Below is my solution, and since I have no clue why the solution only works for the two sample cases lited in the description link, I'd like to ask anyone for comments and hints on how to correct my code. Thank you very much for your time and assistance ahead of time.
import sys
def football(string):
countries = map(str.split, string.split('|'))
teams = sorted(list(set([i[j] for i in countries for j in range(len(i))])))
results = []
for i in range(len(teams)):
results.append([teams[i]+':'])
for j in range(len(countries)):
if teams[i] in countries[j]:
results[i].append(str(j+1))
for i in range(len(results)):
results[i] = results[i][0]+','.join(results[i][1:])
return '; '.join(results) + '; '
if __name__ == '__main__':
lines = [line.rstrip() for line in open(sys.argv[1])]
for line in lines:
print football(line)
After deliberately failing an attempt to checkout the complete test input and my output, I found the problem. The line:
teams = sorted(list(set([i[j] for i in countries for j in range(len(i))])))
will make the output problematic in terms of sorting. For example here's a sample input:
10 20 | 43 23 | 27 | 25 | 11 1 12 43 | 33 18 3 43 41 | 31 3 45 4 36 | 25 29 | 1 19 39 | 39 12 16 28 30 37 | 32 | 11 10 7
and it produces the output:
1:5,9; 10:1,12; 11:5,12; 12:5,10; 16:10; 18:6; 19:9; 20:1; 23:2; 25:4,8; 27:3; 28:10; 29:8; 3:6,7; 30:10; 31:7; 32:11; 33:6; 36:7; 37:10; 39:9,10; 4:7; 41:6; 43:2,5,6; 45:7; 7:12;
But the challenge expects the output teams to be sorted by numbers in ascending order, which is not achieved by the above-mentioned code as the numbers are in string format, not integer format. Therefore the solution is simply adding a key to sort the teams list by ascending order for integer:
teams = sorted(list(set([i[j] for i in countries for j in range(len(i))])), key=lambda x:int(x))
With a small change in this line, the code passes through the tests. A sample output looks like:
1:5,9; 3:6,7; 4:7; 7:12; 10:1,12; 11:5,12; 12:5,10; 16:10; 18:6; 19:9; 20:1; 23:2; 25:4,8; 27:3; 28:10; 29:8; 30:10; 31:7; 32:11; 33:6; 36:7; 37:10; 39:9,10; 41:6; 43:2,5,6; 45:7;
Please let me know if you have a better and more efficient solution to the challenge. I'd love to read better codes or great suggestions on improving my programming skills.
Here's how I solved it:
import sys
with open(sys.argv[1]) as test_cases:
for test in test_cases:
if test:
team_supporters = {}
for nation, nation_teams in enumerate(test.strip().split("|"), start=1):
for team in map(int, nation_teams.split()):
team_supporters.setdefault(team, []).append(nation)

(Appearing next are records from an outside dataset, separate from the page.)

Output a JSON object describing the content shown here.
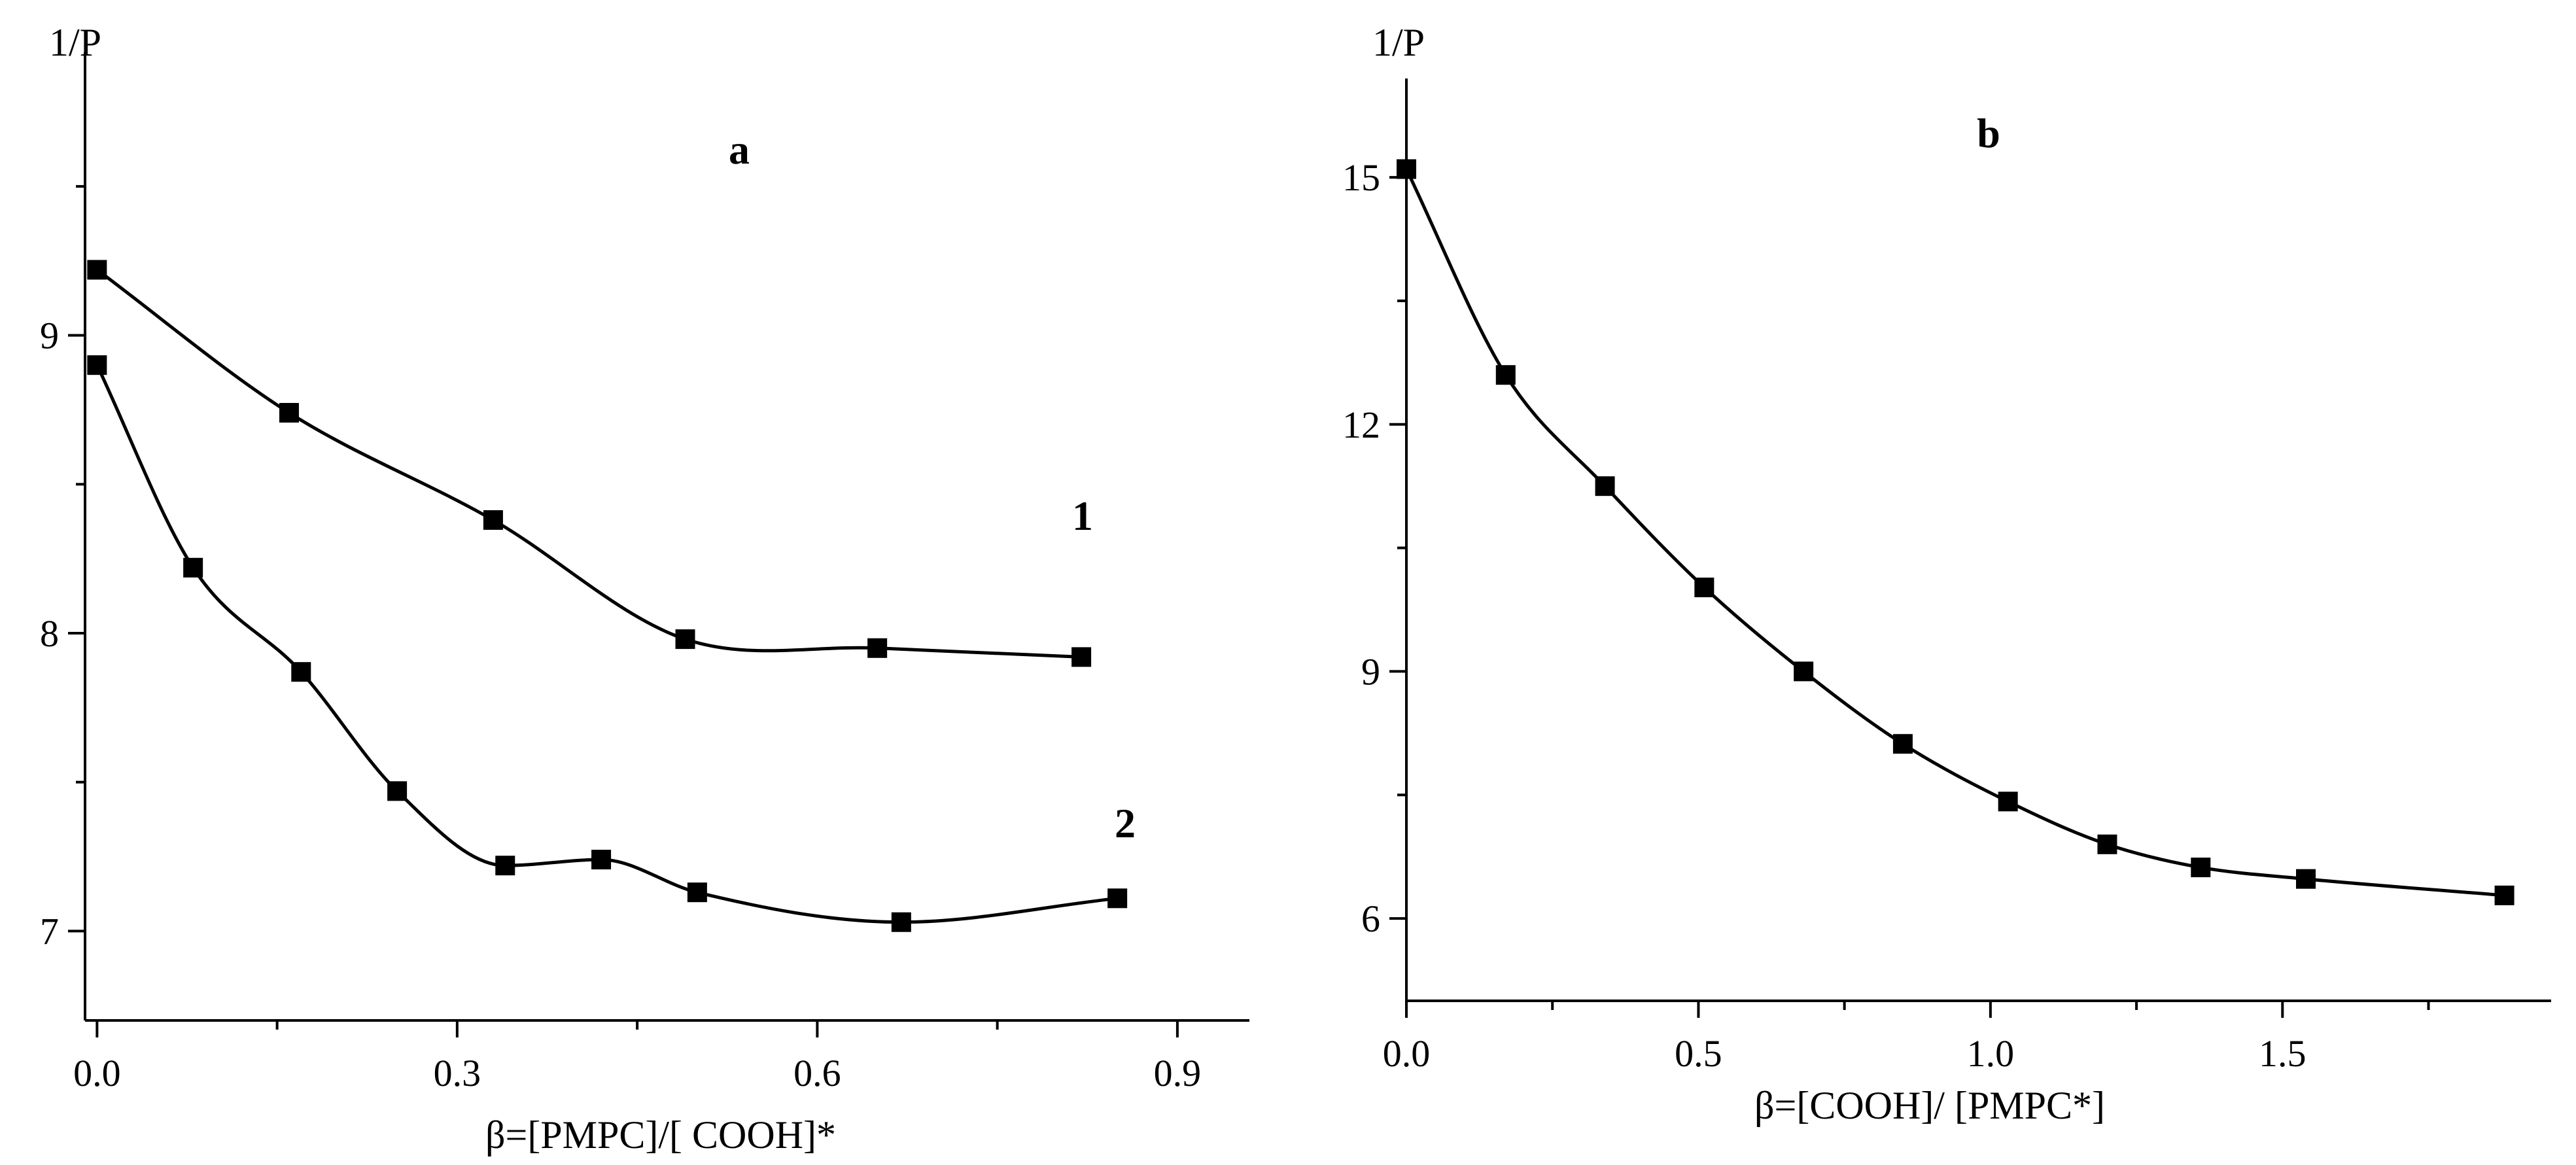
{
  "chart_data": [
    {
      "type": "scatter",
      "panel_label": "a",
      "title": "",
      "xlabel": "β=[PMPC]/[ COOH]*",
      "ylabel": "1/P",
      "xlim": [
        -0.01,
        0.96
      ],
      "ylim": [
        6.7,
        9.95
      ],
      "xticks": [
        0.0,
        0.3,
        0.6,
        0.9
      ],
      "xtick_labels": [
        "0.0",
        "0.3",
        "0.6",
        "0.9"
      ],
      "yticks": [
        7,
        8,
        9
      ],
      "ytick_labels": [
        "7",
        "8",
        "9"
      ],
      "grid": false,
      "series": [
        {
          "name": "1",
          "x": [
            0.0,
            0.16,
            0.33,
            0.49,
            0.65,
            0.82
          ],
          "y": [
            9.22,
            8.74,
            8.38,
            7.98,
            7.95,
            7.92
          ],
          "fit": true
        },
        {
          "name": "2",
          "x": [
            0.0,
            0.08,
            0.17,
            0.25,
            0.34,
            0.42,
            0.5,
            0.67,
            0.85
          ],
          "y": [
            8.9,
            8.22,
            7.87,
            7.47,
            7.22,
            7.24,
            7.13,
            7.03,
            7.11
          ],
          "fit": true
        }
      ]
    },
    {
      "type": "scatter",
      "panel_label": "b",
      "title": "",
      "xlabel": "β=[COOH]/ [PMPC*]",
      "ylabel": "1/P",
      "xlim": [
        0.0,
        1.96
      ],
      "ylim": [
        5.0,
        16.2
      ],
      "xticks": [
        0.0,
        0.5,
        1.0,
        1.5
      ],
      "xtick_labels": [
        "0.0",
        "0.5",
        "1.0",
        "1.5"
      ],
      "yticks": [
        6,
        9,
        12,
        15
      ],
      "ytick_labels": [
        "6",
        "9",
        "12",
        "15"
      ],
      "grid": false,
      "series": [
        {
          "name": "",
          "x": [
            0.0,
            0.17,
            0.34,
            0.51,
            0.68,
            0.85,
            1.03,
            1.2,
            1.36,
            1.54,
            1.88
          ],
          "y": [
            15.1,
            12.6,
            11.25,
            10.02,
            9.0,
            8.12,
            7.42,
            6.9,
            6.62,
            6.48,
            6.28
          ],
          "fit": true
        }
      ]
    }
  ]
}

print(*("{}:{};".format(team, ",".join(map(str, sorted(nations))))
for team, nations in sorted(team_supporters.items())))
The problem is not very complicated. We're given a mapping from nation (implicitly numbered by their order in the input) to a list of teams. We need to reverse that to create an output that maps from a team to a list of nations.
It seems natural to use a dictionary that maps in the same way as the desired output. We can use enumerate to give numbers to the nations as we iterate over them. The setdefault method of the dict adds empty lists to the dictionary as they are needed (using a collections.defaultdict instead of a regular dictionary would be another way to deal with this). We don't need to care about the order of the input, nor the order things are stored in the dictionary's inner lists.
The output we build using str.format calls and the default space separator of the print function. If the final semicolon wasn't desired, I'd have used print("; ".join("{}:{}.format(...))) instead. Since the output needs to be sorted by team at the top level, and by nation in the inner lists, we make some sorted calls where necessary.
Sorting the inner lists is probably not even be necessary, since the nations were processed in order, with their numbers derived from the order they had in the input line. Fortunately, Python's Timsort algorithm is very fast on already-sorted input, so even with a bit of unnecessary sorting, our code is still fast enough.